Limitations of this proof of concept study include some simulated data elements in
the PHD not currently available from live data sources (but available soon), the simulated
patient and visit (which decreased realism but had the advantage of standardizing
the evaluation), the relatively small sample size, and the participants' lack of familiarity
with the PHD (which if anything could bias the results in favor of usual care). The
relatively low participation rate may limit the generalizability (but not the internal
validity) of the findings. The participants could not be blinded to intervention status,
which could affect subjective outcomes such as cognitive load, but the primary outcome
was adjudicated by two blinded investigators. One might argue that the case was designed
to emphasize the strengths of the PHD, but there is nothing unusual about the case
or the PHD elements to suggest that this actually occurred. Finally, a predesigned
evaluation such as this one might hide potential limitations of the intervention;
future studies should include qualitative input from users to avoid such bias.
Health care today faces two critical challenges: information overload and provider
frustration and burnout.[14]
[15] Using cognitive science to navigate information overload to decrease frustration
while increasing performance can impact patient outcomes and provider experience.
Understanding cognitive science when designing information presentation systems is
critical to future health care delivery as complexity increases.
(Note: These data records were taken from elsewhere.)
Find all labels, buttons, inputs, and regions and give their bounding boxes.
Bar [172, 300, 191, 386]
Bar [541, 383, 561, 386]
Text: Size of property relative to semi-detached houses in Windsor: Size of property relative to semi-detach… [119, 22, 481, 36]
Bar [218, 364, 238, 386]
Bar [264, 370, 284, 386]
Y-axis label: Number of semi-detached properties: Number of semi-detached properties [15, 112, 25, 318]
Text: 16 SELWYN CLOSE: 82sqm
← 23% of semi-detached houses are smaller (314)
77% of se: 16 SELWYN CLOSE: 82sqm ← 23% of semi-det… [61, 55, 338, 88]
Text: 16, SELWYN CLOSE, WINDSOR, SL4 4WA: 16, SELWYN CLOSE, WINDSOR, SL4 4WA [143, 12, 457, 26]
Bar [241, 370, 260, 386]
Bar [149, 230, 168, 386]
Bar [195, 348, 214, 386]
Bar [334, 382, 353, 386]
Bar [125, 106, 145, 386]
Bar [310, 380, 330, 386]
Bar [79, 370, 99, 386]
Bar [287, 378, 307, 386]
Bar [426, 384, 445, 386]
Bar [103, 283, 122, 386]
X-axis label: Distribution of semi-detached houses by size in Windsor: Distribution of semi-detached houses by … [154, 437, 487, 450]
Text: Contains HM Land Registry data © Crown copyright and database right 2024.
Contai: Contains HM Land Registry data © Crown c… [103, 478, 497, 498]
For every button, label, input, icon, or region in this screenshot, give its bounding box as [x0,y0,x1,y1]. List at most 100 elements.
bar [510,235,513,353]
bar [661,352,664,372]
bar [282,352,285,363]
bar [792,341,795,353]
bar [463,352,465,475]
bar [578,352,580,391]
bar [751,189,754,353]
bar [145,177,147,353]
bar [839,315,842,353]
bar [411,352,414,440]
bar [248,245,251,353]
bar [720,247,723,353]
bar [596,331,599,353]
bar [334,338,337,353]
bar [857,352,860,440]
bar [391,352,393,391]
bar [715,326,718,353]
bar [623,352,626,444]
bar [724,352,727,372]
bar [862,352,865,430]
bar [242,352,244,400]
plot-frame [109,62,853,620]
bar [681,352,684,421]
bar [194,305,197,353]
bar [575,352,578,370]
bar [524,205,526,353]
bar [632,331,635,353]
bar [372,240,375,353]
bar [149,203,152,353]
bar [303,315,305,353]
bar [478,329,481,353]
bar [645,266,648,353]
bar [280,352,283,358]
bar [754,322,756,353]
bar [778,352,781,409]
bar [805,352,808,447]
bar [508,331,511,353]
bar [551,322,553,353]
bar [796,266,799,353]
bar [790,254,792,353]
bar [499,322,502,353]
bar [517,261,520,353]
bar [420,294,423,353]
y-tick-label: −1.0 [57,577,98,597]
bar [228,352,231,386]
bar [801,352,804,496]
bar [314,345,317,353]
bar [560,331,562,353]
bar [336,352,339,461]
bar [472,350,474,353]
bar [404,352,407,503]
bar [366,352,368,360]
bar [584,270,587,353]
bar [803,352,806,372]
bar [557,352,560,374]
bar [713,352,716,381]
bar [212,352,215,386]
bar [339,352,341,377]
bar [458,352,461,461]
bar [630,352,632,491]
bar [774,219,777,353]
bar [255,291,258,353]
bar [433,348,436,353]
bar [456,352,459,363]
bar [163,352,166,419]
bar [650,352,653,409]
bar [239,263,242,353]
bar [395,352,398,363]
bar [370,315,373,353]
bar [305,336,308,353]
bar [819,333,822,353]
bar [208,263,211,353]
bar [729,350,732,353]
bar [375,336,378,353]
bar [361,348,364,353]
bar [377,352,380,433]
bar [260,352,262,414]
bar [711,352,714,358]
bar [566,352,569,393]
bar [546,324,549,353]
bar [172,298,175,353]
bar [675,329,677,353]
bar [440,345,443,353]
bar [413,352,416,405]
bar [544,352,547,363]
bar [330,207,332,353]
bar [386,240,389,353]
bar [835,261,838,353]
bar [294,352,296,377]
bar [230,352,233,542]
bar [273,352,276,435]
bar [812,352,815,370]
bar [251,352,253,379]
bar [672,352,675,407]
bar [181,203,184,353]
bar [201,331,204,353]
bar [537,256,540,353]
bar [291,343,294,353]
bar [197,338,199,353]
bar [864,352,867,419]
Further randomized
controlled trials with all live data and real patient interactions are necessary to
draw further conclusions.
Clinical Relevance Statement
Acknowledging cognitive limitations and designing information presentation with these
limitations in mind allows providers to perform most optimally. Considering cognitive
load theory and consulting human factors experts when developing information technology
is important as the amount of information providers are processing increases.